Non volevo fare troppe domande, ma gli chiesi quante persone vivevano sul dorso dell’altopiano, la risposta fu che erano molte, poche, dipendeva dal cibo e dal motivo per cui si erano trasferiti lì. Capii che non erano eremiti, ma persone che sfuggivano alla leva obbligatoria, qualche ricercato o chissà chi altro, ma erano cose di cui non si parlava, nelle grotte c’era acqua e tanto bastava. Intanto i lavori di quelli che si portavano a casa le ceste di pomodori e dei possibili facchini, procedevano. Noi risalimmo sul pulmino e proseguimmo verso Dogali e Massaua.

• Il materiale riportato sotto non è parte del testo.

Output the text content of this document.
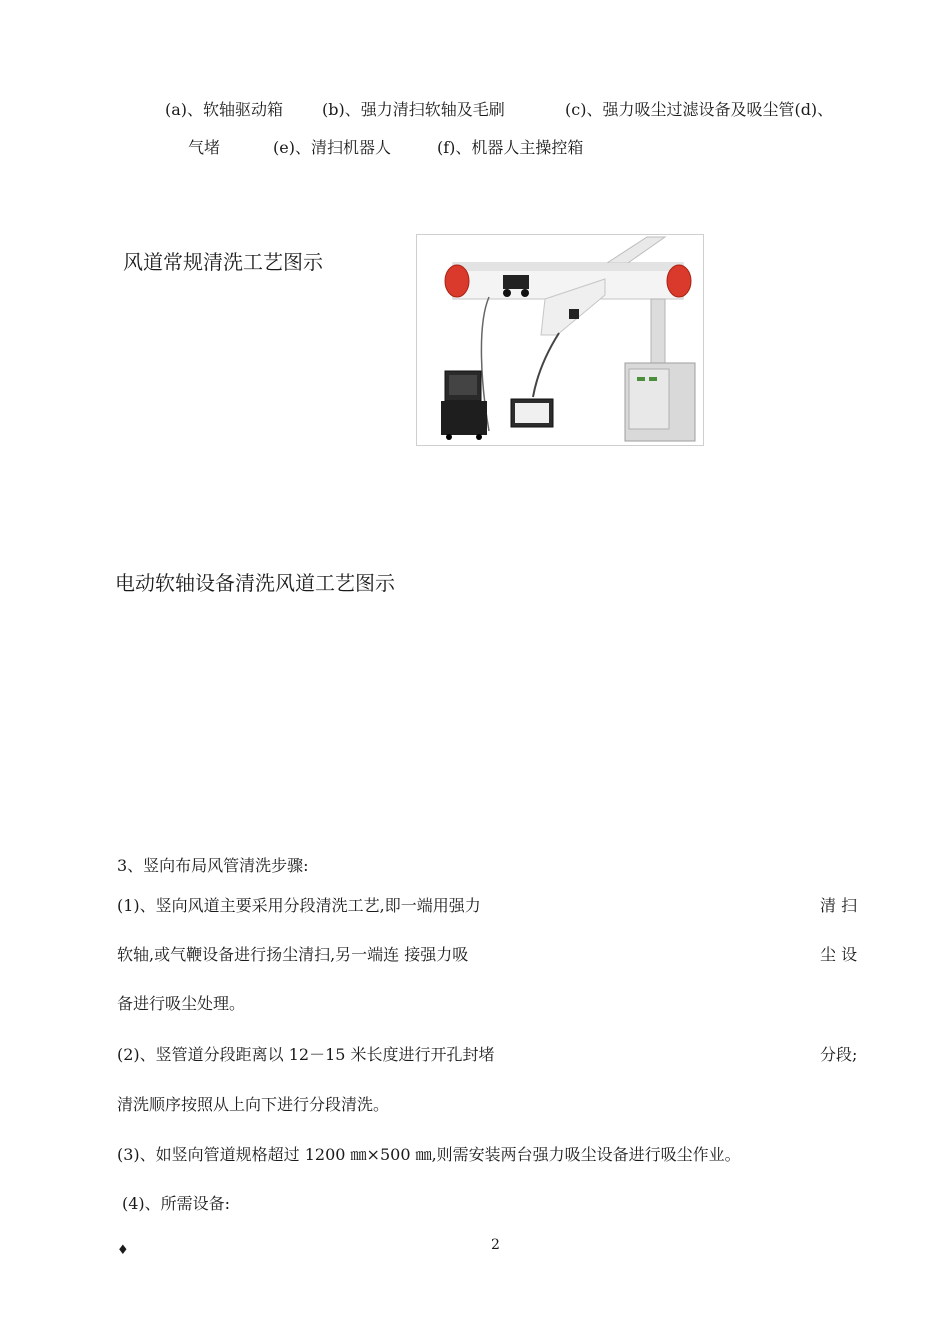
(a)、软轴驱动箱 (b)、强力清扫软轴及毛刷	(c)、强力吸尘过滤设备及吸尘管(d)、
气堵	(e)、清扫机器人	(f)、机器人主操控箱
风道常规清洗工艺图示
电动软轴设备清洗风道工艺图示
3、竖向布局风管清洗步骤:
(1)、竖向风道主要采用分段清洗工艺,即一端用强力	清 扫
软轴,或气鞭设备进行扬尘清扫,另一端连 接强力吸	尘 设
备进行吸尘处理。
(2)、竖管道分段距离以 12－15 米长度进行开孔封堵	分段;
清洗顺序按照从上向下进行分段清洗。
(3)、如竖向管道规格超过 1200 ㎜×500 ㎜,则需安装两台强力吸尘设备进行吸尘作业。
(4)、所需设备:
♦	2
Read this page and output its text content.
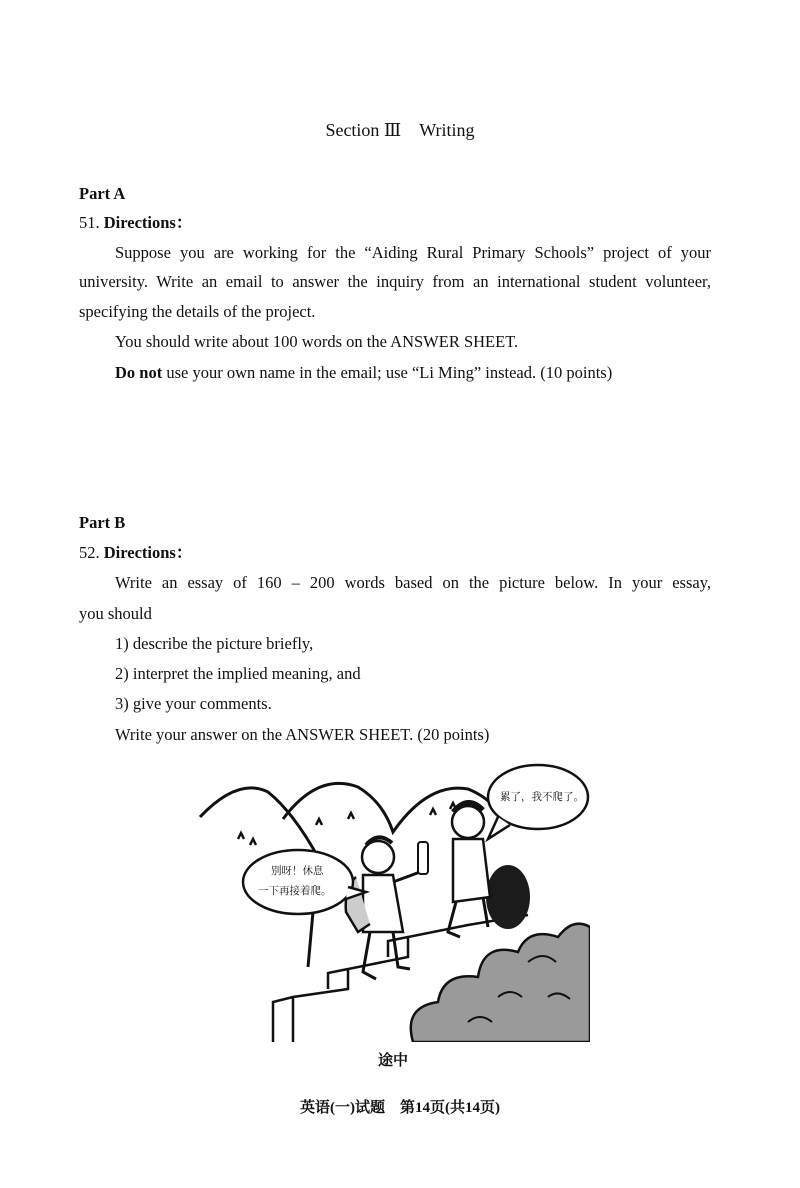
Section Ⅲ　Writing
Part A
51. Directions：
Suppose you are working for the “Aiding Rural Primary Schools” project of your
university. Write an email to answer the inquiry from an international student volunteer,
specifying the details of the project.
You should write about 100 words on the ANSWER SHEET.
Do not use your own name in the email; use “Li Ming” instead. (10 points)
Part B
52. Directions：
Write an essay of 160 – 200 words based on the picture below. In your essay,
you should
1) describe the picture briefly,
2) interpret the implied meaning, and
3) give your comments.
Write your answer on the ANSWER SHEET. (20 points)
累了，我不爬了。
别呀！休息
一下再接着爬。
途中
英语(一)试题　第14页(共14页)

Ho ripensato al Corno d’Africa e alla Dancalia, nei giorni scorsi, quando gli scenari di un inverno nucleare hanno cominciato a farsi più frequenti. Noi qui possiamo manifestare perché tacciano le armi e finisca la guerra in Ucraina, credo sia la cosa più concreta che i popoli possano chiedere a chi gli governa, ovvero portare a un tavolo di trattativa e di pace le due nazioni in guerra. L’efficacia di questa azione sarà proporzionale alle manifestazioni e alla coscienza che un conflitto con l’impiego di armi atomiche non avrebbe vincitori, ma porterebbe alla scomparsa della nostra e di molte altre specie animali e vegetali. Dopo un’esplosione nucleare e dopo la distruzione di uomini e cose, una immensa quantità di polvere si alza verso il cielo e la stratosfera. L’oscuramento della luce solare comporta un brusco abbassamento della temperatura, la fotosintesi viene inibita, ciò che piove è acqua radioattiva, a parte i governi e i privilegiati che potranno andare nei rifugi, il resto di persone, animali, piante non si possono salvare. Uno scenario apocalittico che da solo dovrebbe far mettere al bando ogni arma atomica. Di sicuro ogni civiltà, ogni opera d’arte, ogni bellezza, verrebbe annullata con la vita. Forse, qualcuno sopravviverebbe perché distante dalle esplosioni, perché non troppo colpito dalle piogge radioattive. Per quello ho pensato al Corno d’Africa, alla Dancalia dove la temperatura è di 50, 60 gradi, ma qualcuno ci vive oltre agli scorpioni, ho pensato al Rift da cui l’uomo è venuto e che è ancora abitato con difficoltà. Nessuno di questi uomini sarebbe in grado di dire cosa c’era di bellezza e di tecnologia nel mondo, sono i dannati della terra che sopravvivono in condizioni estreme. Non si pensa mai alla miseria del mondo, degli uomini che potrebbero essere salvati, ma immani somme di denaro sono investite in armamenti, è ora che la civiltà decida di vivere e far vivere. Di aiutare chi è in difficoltà eliminando le difficoltà al vivere. Il bivio è questo e ciascuno può scegliere se essere per una vita migliore oppure aiutare l’apocalisse. Spero ce ne ricorderemo nei prossimi giorni, riempiendo le piazze, manifestando perché tacciano le armi e si arrivi alla pace e al disarmo, perché il tempo a disposizione diminuisce e ancora si può tornare indietro, poi non più e credo che nessuno di noi voglia tornare al rift.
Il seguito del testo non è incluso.